155 Bay St

Port Melbourne, VIC 3207

03 9078 5776

Café on a wet Wednesday.

I often have Wednesday brunches with Marc, who works nearby. We have been systematically checking out the joints in Port Melbourne, with nice food and a good catch up as an incidental by-product. Seven:am is 5 minutes walk from my home. It had the aura of a decent coffee/brunch place. So we walked in.

Port Melbourne, as a whole, has some time to go before it finds its niche and settles into its own skin. Right now, I see new invading the old. Factories are being torn down. Apartments are sprouting like mushrooms. Yuppies are moving in. New residents must feel like ‘migrants’, pulled out from an established suburb and now living in this developing one. I glance at my silent neighbours whilst standing in the lift and still wonder whether I fit into this community at all.
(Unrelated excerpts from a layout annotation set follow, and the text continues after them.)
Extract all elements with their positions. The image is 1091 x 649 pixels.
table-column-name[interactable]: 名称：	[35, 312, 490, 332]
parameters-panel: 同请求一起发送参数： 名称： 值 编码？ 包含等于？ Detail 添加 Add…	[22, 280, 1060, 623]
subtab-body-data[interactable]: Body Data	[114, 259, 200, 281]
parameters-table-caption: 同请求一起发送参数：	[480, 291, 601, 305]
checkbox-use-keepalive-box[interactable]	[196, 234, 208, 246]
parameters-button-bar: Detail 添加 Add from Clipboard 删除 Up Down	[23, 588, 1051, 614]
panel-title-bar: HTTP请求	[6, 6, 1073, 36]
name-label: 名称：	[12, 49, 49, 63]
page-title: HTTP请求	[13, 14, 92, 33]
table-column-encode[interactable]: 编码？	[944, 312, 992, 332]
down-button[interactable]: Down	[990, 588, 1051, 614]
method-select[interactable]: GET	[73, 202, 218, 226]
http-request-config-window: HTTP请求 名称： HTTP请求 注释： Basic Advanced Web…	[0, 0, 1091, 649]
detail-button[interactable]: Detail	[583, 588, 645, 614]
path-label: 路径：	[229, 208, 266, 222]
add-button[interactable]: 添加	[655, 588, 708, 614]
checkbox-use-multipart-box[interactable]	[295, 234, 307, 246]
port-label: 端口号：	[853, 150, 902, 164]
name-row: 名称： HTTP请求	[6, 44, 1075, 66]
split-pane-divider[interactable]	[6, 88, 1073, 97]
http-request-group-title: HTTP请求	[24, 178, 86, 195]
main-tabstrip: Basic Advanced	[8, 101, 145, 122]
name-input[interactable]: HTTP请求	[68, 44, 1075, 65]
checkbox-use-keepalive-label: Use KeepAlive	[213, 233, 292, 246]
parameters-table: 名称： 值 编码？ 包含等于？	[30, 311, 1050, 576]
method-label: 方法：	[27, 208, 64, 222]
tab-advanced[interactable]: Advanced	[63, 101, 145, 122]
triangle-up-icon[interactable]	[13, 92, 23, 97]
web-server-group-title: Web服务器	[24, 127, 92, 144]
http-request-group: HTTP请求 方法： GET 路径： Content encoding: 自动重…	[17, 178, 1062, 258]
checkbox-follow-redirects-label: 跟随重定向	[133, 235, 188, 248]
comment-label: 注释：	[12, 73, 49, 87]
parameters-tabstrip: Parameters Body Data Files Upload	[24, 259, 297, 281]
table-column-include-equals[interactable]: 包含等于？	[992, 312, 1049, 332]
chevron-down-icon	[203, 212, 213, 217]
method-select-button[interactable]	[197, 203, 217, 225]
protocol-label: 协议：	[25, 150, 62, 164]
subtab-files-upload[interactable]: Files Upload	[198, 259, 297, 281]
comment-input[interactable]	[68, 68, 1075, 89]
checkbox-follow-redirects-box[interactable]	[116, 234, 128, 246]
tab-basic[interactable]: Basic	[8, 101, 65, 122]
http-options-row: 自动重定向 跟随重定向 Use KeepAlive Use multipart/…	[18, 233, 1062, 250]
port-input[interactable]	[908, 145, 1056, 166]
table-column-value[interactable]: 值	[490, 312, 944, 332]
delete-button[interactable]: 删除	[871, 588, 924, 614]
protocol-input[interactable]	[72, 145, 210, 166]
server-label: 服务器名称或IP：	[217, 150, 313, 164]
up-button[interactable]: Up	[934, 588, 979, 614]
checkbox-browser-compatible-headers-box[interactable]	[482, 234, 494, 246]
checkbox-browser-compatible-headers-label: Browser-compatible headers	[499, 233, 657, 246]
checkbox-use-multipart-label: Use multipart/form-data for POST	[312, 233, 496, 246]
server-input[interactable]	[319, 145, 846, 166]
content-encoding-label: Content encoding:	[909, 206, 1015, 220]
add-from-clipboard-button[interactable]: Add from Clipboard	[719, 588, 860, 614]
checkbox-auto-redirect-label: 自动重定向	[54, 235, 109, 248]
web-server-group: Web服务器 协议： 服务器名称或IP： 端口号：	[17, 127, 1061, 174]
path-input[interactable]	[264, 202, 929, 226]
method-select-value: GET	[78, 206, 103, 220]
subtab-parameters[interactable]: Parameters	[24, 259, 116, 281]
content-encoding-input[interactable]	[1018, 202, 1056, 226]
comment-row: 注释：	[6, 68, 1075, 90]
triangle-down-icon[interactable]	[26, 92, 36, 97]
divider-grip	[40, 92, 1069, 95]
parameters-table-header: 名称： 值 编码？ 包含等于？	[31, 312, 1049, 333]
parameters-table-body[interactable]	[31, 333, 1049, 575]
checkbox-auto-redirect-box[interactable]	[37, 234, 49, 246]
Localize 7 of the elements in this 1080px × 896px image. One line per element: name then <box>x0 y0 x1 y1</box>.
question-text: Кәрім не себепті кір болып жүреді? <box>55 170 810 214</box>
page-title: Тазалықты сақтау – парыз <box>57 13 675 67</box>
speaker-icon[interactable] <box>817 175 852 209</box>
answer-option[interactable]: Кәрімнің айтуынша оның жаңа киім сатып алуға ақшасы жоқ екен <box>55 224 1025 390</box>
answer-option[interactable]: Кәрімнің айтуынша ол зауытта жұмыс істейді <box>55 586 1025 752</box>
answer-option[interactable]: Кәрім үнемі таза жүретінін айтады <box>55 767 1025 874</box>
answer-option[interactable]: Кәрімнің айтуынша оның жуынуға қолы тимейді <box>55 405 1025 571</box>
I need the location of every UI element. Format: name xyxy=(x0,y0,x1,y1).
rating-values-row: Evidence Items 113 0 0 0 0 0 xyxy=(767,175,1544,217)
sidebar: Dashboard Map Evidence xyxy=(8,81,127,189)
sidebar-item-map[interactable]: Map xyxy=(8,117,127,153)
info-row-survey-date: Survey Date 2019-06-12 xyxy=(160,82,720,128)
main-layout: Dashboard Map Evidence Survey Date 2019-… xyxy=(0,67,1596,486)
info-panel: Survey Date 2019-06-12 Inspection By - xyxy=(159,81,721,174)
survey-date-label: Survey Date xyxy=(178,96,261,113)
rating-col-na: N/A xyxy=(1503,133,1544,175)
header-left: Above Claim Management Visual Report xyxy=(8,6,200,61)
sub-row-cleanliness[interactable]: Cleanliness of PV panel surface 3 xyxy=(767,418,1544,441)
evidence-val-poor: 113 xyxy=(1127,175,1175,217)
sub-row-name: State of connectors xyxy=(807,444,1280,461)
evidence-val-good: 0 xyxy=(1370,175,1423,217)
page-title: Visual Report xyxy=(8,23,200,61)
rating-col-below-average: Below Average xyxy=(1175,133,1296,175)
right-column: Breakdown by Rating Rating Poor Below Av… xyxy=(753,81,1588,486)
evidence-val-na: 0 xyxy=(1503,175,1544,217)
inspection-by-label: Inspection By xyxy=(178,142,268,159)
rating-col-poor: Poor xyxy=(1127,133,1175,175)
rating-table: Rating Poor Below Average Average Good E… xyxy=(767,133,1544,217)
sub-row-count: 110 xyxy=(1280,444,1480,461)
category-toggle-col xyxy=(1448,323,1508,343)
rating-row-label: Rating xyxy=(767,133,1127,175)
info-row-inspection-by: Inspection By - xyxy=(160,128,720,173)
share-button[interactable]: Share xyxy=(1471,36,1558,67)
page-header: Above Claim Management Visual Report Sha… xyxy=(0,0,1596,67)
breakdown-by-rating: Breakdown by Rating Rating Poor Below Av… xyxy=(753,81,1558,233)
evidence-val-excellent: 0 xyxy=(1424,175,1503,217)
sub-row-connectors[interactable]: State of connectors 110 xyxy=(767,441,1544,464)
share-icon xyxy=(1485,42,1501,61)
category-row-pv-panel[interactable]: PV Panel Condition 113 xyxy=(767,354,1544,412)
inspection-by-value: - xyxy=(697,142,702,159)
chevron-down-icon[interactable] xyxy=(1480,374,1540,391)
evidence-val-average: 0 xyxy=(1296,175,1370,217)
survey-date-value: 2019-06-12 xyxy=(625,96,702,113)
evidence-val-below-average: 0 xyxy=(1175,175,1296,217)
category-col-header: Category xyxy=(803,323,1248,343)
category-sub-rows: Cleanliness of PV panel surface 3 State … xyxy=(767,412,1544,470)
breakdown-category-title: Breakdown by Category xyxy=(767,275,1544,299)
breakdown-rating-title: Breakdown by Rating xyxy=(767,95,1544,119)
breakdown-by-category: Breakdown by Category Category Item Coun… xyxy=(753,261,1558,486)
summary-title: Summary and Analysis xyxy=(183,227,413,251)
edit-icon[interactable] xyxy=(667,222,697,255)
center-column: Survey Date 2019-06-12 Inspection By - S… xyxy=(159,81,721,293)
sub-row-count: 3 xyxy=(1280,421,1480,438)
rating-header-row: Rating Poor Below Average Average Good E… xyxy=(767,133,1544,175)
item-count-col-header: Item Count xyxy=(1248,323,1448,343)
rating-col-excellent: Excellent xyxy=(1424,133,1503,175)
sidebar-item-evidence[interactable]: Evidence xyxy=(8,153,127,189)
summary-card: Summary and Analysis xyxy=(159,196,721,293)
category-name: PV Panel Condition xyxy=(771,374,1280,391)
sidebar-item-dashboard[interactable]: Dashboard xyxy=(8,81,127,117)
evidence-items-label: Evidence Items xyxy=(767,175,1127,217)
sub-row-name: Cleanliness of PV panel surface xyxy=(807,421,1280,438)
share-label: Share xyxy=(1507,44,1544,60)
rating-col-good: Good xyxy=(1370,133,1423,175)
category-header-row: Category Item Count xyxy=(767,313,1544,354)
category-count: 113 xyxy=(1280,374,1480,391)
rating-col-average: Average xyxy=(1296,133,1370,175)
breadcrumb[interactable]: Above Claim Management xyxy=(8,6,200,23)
Seven:am’s fit-out has a typical ‘Port Melbourne’ feel to it. Modern-rustic, new mixed with old, uncertain. Despite this café’s intention to catch the rugged charm of joints along Brunswick St in Fitzroy, there still lingers a gawkish, newish feel here. As if the place hasn’t fully discovered and established its identity. I do like how they’ve converted a door frame into a table though. Also, the waitress was full of smiles and the Wednesday lack of crowd was very suitable for a cosy catch-up session.

I shouldn’t comment too much on the coffee or food. I’m still recovering from the flu and got a partially blocked nose. I like good coffee, but haven’t trained my taste buds enough to discern the subtleties in flavour from cup to cup. Put a blocked nose on top of that and you’d might as well serve me instant, ha ha. 

So here’s my ‘restrained’ coffee comment: My flat white was served not as hot as I’d like it to be. But I found it quite enjoyable, with just a mention that it could be slightly stronger. Delicious creamy milk! Pretty latte art too.

As for my brunch dish, I ordered “the ocean & earth”: house cured ocean trout, watercress salad, beetroot & asparagus, topped with poached eggs & finished with dukka

Actually, it was quite an intelligently thought out dish. The oceanic flavour of the trout went along well with the light earthiness of watercress. The watercress was a little stemmy though, and I think the beetroot came from a can. The eggs were poached well and the toast pieces, thankfully, weren’t heavily greased up with butter. The subtle little bursts of sesame seed and spice in the dukka gave surprising turns to each mouthful. That decorative dribble of balsamic vinegar glaze was quite nice too.

Good coffee and sincere food. The interior was a little awkward but I liked the quietness. I will probably come back again, maybe on a weekend, with a less blocked nose! Hopefully that future weekend brunch will still be as civilised as today’s.